Ellie walks over to the car and puts out her hand to Nylon. “Hi,” she says, and begins making introductions. Ivy sees Sophia raising her eyebrows in arm, and knows she’s put together the clues from the name and how much Ellie looks like Ivy, but she can’t deal with that right now, can’t think about her girlfriend meeting her wife (is Ellie still her wife, if she married a headmate who hasn’t fronted in years, if she’s been gone all the while, if Ivy and her never, directly, knew each other?) and she can’t think about everything Sophia’s having to process with the stories she’s told her. All the stories, why is she always telling people stories? Like Gravity, with those stories about dead kids. Just a bunch of hurt people spreading around the psychic disease of their trauma, as if that will do anything good for the world.
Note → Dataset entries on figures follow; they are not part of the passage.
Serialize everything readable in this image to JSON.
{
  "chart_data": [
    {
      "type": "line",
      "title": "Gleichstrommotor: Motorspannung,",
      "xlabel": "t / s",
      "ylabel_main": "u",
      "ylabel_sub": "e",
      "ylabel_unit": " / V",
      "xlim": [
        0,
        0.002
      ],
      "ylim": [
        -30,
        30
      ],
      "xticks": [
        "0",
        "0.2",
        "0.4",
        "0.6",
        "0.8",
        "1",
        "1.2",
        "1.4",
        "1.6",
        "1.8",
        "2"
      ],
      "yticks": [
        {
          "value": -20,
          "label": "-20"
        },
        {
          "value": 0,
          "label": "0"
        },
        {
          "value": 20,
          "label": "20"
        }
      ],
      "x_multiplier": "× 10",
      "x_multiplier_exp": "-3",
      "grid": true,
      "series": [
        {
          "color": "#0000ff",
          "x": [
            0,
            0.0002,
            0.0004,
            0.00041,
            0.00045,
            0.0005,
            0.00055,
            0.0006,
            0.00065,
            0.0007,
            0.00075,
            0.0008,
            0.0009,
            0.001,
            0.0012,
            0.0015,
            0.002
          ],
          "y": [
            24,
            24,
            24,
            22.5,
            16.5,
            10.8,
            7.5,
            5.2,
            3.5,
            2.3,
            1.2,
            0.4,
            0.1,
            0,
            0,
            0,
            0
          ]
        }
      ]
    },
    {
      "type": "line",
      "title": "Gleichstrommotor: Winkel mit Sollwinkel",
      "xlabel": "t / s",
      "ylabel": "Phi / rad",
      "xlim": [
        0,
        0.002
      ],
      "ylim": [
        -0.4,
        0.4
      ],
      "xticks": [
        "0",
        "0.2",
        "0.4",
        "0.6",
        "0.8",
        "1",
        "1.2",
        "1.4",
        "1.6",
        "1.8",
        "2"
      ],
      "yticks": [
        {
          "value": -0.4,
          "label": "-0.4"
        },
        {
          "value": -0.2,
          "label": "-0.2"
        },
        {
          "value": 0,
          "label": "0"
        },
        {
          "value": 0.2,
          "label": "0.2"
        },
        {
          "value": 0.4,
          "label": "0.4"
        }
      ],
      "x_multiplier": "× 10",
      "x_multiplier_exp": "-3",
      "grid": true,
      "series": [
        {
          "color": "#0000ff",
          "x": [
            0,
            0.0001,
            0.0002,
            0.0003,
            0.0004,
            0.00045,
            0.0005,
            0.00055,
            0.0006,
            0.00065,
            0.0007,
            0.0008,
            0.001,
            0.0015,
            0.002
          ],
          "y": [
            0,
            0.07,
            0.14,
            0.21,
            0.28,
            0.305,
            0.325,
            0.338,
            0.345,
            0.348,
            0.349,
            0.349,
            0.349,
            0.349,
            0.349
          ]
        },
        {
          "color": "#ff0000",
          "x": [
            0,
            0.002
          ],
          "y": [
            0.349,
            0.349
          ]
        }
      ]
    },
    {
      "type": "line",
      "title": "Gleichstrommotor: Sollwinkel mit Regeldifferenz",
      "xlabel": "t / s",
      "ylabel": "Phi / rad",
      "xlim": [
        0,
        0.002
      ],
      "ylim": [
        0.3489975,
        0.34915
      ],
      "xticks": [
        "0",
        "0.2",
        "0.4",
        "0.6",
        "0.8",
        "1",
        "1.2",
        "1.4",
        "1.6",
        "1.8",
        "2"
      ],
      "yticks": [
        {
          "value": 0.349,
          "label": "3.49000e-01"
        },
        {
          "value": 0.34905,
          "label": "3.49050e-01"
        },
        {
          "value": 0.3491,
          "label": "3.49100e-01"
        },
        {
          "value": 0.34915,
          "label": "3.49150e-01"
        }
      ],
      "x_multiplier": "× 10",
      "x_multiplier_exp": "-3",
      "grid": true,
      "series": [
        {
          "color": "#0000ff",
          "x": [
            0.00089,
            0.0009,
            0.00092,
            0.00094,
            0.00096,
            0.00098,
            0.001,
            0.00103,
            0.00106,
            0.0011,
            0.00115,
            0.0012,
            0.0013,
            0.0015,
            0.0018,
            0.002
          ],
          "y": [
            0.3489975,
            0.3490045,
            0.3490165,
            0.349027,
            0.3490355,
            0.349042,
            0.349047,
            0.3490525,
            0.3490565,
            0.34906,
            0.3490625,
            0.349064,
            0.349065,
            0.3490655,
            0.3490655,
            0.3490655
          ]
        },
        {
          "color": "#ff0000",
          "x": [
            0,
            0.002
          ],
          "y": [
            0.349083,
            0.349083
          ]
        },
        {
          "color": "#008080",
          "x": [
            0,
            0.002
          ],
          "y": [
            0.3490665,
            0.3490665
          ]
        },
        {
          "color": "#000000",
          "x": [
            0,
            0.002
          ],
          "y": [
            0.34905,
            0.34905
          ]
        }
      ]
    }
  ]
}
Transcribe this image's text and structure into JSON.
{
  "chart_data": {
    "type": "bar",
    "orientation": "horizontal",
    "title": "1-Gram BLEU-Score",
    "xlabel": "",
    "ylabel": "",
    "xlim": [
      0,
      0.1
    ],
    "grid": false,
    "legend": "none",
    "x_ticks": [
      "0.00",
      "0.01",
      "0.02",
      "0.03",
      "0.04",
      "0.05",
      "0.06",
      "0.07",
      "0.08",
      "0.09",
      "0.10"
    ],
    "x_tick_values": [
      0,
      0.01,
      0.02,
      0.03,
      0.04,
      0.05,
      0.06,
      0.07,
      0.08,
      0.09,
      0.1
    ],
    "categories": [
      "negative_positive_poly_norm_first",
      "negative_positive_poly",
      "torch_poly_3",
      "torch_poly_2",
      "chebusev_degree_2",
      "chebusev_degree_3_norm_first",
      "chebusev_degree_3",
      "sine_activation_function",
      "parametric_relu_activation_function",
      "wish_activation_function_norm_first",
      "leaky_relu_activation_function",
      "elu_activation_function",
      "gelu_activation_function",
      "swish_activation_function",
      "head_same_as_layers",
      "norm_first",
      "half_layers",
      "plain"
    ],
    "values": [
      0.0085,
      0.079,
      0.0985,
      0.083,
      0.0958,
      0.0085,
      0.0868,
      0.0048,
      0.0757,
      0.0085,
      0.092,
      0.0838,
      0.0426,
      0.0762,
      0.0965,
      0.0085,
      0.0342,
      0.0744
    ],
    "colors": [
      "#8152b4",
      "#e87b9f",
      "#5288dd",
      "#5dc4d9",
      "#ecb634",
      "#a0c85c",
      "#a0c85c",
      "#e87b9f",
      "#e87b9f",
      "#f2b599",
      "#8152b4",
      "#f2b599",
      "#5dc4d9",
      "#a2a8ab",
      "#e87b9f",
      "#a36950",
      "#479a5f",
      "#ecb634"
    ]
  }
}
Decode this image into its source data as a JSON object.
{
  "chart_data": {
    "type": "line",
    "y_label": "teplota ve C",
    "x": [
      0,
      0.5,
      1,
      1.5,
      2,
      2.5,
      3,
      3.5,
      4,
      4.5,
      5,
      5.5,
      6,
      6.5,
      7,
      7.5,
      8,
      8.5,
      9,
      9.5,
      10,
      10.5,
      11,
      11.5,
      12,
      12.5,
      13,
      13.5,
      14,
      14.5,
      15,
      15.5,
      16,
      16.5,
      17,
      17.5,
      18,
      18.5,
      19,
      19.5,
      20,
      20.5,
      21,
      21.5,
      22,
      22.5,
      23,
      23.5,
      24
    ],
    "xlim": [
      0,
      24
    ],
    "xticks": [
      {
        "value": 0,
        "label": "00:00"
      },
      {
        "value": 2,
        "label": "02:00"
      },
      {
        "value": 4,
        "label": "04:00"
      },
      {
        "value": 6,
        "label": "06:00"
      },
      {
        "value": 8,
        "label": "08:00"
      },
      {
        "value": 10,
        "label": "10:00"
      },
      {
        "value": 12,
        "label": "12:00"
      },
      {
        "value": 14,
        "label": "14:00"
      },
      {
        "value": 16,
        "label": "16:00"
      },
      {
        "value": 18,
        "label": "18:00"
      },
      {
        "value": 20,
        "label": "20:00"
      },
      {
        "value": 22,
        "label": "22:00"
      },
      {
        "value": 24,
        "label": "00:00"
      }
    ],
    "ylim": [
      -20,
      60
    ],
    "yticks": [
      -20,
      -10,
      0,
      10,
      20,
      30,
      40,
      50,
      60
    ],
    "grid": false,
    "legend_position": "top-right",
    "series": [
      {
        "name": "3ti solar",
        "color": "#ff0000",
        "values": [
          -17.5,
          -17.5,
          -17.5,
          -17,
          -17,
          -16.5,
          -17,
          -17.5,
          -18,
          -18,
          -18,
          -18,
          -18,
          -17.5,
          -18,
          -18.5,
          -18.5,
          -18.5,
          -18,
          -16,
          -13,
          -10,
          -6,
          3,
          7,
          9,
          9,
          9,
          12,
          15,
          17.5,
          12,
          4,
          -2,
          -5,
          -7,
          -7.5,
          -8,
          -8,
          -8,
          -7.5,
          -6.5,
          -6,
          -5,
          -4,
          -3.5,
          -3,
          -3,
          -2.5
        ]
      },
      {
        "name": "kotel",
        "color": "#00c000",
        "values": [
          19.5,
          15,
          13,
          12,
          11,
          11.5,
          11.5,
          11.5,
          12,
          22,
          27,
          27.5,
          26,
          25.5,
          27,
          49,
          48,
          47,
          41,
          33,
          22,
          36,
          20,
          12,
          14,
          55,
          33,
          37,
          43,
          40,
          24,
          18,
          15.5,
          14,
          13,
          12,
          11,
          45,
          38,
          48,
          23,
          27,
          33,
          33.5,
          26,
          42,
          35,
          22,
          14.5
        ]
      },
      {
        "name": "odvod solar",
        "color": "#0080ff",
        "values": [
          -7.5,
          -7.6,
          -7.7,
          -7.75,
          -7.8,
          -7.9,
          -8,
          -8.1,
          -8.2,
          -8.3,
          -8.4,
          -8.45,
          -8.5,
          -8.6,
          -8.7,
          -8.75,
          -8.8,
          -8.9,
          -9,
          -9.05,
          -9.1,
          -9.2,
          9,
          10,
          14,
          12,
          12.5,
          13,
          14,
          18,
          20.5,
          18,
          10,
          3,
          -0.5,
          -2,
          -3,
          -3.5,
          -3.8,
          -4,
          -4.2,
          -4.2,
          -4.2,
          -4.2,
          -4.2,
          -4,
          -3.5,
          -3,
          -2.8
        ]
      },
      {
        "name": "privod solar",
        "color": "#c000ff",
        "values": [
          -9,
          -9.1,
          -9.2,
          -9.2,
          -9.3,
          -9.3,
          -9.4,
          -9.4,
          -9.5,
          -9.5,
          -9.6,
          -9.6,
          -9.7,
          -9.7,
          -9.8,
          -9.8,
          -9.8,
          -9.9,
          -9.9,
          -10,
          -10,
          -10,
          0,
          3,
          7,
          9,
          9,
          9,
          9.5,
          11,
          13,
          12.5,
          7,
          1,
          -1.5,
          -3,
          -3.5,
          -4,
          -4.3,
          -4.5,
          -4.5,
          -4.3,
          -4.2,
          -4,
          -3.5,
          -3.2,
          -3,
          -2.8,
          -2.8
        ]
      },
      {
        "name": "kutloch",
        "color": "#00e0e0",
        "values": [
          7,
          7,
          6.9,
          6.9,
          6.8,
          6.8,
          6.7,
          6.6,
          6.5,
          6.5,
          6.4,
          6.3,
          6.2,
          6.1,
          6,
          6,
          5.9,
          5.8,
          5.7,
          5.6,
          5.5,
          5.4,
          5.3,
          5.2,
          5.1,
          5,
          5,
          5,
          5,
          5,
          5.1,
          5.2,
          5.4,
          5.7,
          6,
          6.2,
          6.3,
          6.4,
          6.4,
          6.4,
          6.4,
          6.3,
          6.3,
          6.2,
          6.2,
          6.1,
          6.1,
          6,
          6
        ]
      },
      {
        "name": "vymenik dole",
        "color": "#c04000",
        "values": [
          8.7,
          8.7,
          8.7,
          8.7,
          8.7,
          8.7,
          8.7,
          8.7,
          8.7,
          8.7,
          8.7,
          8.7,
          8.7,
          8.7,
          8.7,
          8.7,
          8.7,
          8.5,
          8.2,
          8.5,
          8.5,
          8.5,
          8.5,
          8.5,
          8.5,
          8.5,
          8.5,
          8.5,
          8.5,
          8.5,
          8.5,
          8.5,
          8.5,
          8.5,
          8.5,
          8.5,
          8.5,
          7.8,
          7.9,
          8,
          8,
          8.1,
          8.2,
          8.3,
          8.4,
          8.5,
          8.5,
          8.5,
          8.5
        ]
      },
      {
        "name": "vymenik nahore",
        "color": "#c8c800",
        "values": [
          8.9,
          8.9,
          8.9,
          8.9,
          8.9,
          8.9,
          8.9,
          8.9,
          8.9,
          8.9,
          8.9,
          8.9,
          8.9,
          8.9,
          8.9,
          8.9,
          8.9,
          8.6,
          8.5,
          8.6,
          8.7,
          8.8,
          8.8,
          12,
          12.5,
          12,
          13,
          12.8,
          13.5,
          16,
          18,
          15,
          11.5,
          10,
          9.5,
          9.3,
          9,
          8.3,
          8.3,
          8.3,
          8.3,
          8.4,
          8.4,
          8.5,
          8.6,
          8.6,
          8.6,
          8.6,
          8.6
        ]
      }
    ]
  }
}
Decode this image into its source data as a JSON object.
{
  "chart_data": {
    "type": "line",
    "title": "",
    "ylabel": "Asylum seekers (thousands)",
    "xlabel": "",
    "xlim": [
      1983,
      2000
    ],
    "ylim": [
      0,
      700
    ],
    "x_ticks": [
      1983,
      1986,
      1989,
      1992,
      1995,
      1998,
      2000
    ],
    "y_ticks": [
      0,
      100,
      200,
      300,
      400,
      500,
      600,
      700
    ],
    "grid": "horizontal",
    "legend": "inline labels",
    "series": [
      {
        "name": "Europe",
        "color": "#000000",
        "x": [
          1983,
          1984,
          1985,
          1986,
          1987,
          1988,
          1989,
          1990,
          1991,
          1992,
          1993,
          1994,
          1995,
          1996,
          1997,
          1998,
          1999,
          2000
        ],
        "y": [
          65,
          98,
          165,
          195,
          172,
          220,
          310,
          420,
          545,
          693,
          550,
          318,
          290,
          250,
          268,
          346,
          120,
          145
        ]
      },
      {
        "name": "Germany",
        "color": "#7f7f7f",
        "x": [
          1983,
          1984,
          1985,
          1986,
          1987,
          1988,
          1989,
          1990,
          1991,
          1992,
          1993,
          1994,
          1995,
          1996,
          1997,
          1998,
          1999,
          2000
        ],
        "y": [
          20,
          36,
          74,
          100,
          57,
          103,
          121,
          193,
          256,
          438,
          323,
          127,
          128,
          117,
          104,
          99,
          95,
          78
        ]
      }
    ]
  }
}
Instead she focuses on Buzz’s gun. A solid, stable threat. Every time she’s seen the man he’s had a firearm on him, even in a hospital setting. Only once that she can recall did she see him use it. She had thought he was firing at her and Ellie, but he had been firing past them, and then Ellie was shot and some part of her torso turned into a sptter of pink and red. What happened after that? Ivy can’t remember. She doesn’t have any more memories from Ellie, she doesn’t have memories for months ter, not until she was driving around San Francisco doing a lot of drugs with a pathetic hipster fuckboy. Where did he go? Also vanished into the mists.
Ivy can’t see Ellie’s body too well, she’s wearing a light, gray cardigan covered in rusty stains over a tank top and jeans, but she sees there’s another scar coming up from her chest, a thin line diagonal between the twin centipedes. New scars. She wants to grab Ellie’s hand, to feel again that electric connection, the two of them. At the same time, she wants to run, to erase the track of time, to make it so there’s no chance this moment could come to pass.
“We don’t have all day,” Buzz says. Ellie wanders back over to the two of them. Ivy looks at the people she’s come here with, at Gravity, at Nylon, and especially at Sophia, and she wants to feel resolute, like she’s doing the right thing. But what is the right thing here? Instead she only feels a growing, crushing weight of guilt, an untamed guilt that doesn’t yet rest on any transgression, because she doesn’t know what harm is about to come from what she’s going to unleash.
She had told the two of them she wanted to be the one to say it. Now she wishes she hadn’t, that she could shuffle the responsibility off onto someone else.
“Alright,” she says. “Everyone, this is Buzz, this is Ellie. Buzz was just… has just been telling me that our lives are all about to change.” Her voice gravid with venom.